New insights into the back-attack phenomenon in submerged massive gas injection: Complementary experimental and numerical investigations

This study employs experimental and numerical techniques to investigate compressible two-phase flow behavior during submerged massive gas injection into a liquid. It focuses on the back-attack phenomenon, which is the energetic backward motion of gas toward the injection region and causes refractory wear in industrial processes. To evaluate how the nozzle diameter and injection conditions influence the back-attack frequency, a series of in-house water-based experiments were carried out. Based on these findings, a hypothesis was formulated that connects the occurrence of back-attack and its frequency reduction to the downstream flow structure of the compressible gas jet, including shock-cell formation, pressure wave propagation, and their interactions with the gas-liquid interface. Due to the limitations in optical access to the downstream flow during the experiment, complementary numerical simulations were performed for a shorter period near the nozzle using a compressible large eddy simulation-volume of fluid approach.

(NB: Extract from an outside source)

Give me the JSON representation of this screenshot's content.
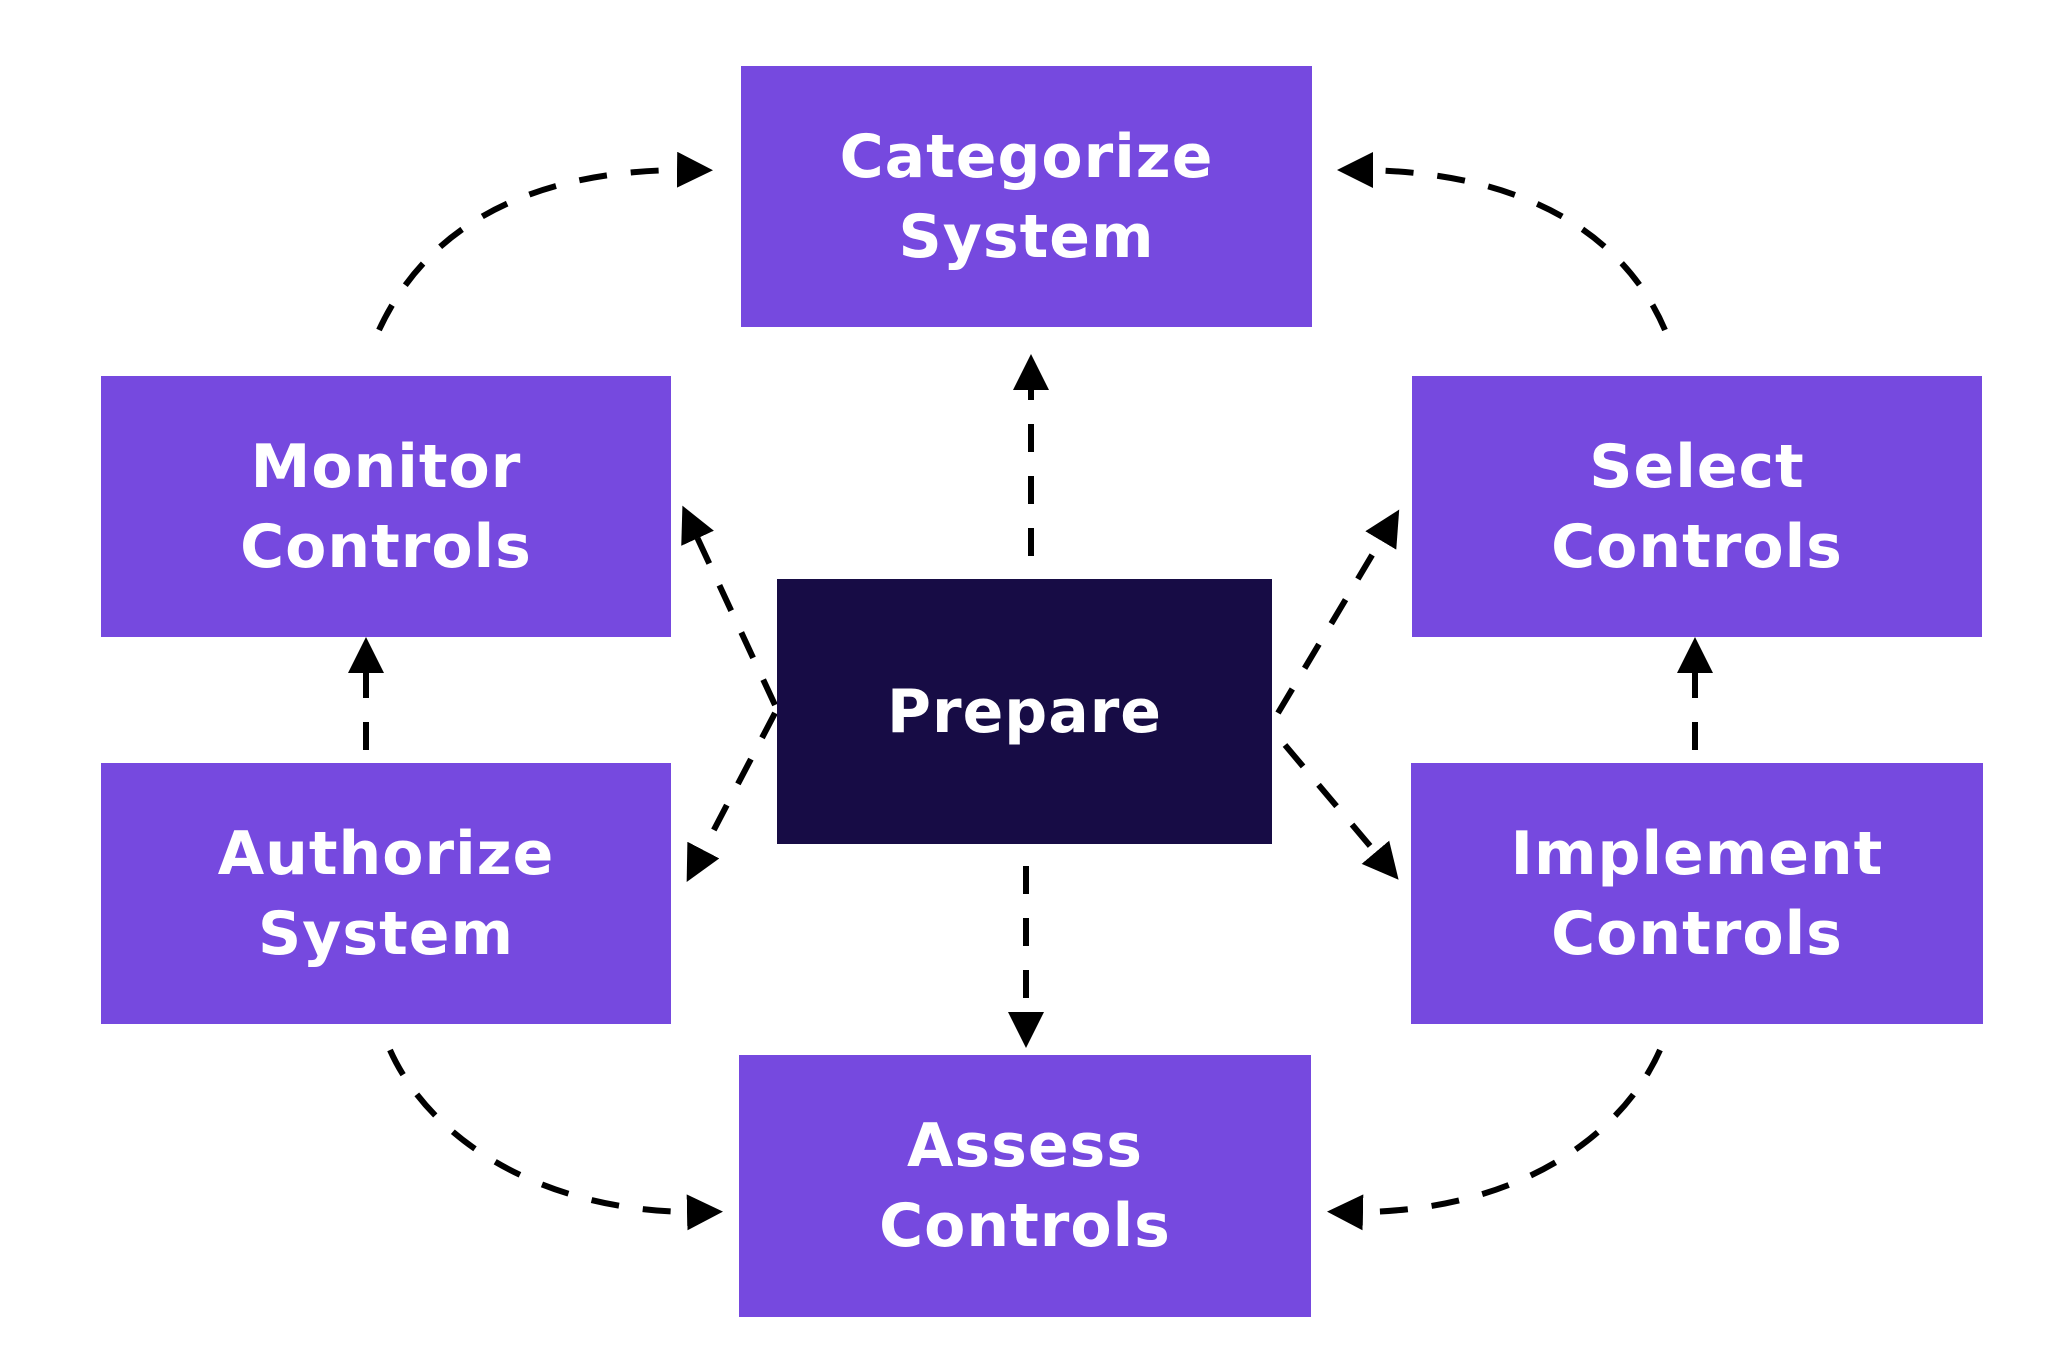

These simulations shed light on important aspects of high-speed submerged gas jets, including the growth of the interfacial area and compressibility effects. Furthermore, the hypothesized mechanism was evaluated using Fourier analysis of high-resolution pressure fluctuation data downstream of the nozzle for different injection conditions. The analysis shows that higher injection flow rates stabilize the shock-cell structure, reduce the probability of backward motions near the nozzle, and shift the energy peak downstream, all of which result in the back-attack frequency reduction. The results have significant implications for industrial processes that involve submerged gas injection and provide a theoretical and experimental basis for further validation of numerical simulations.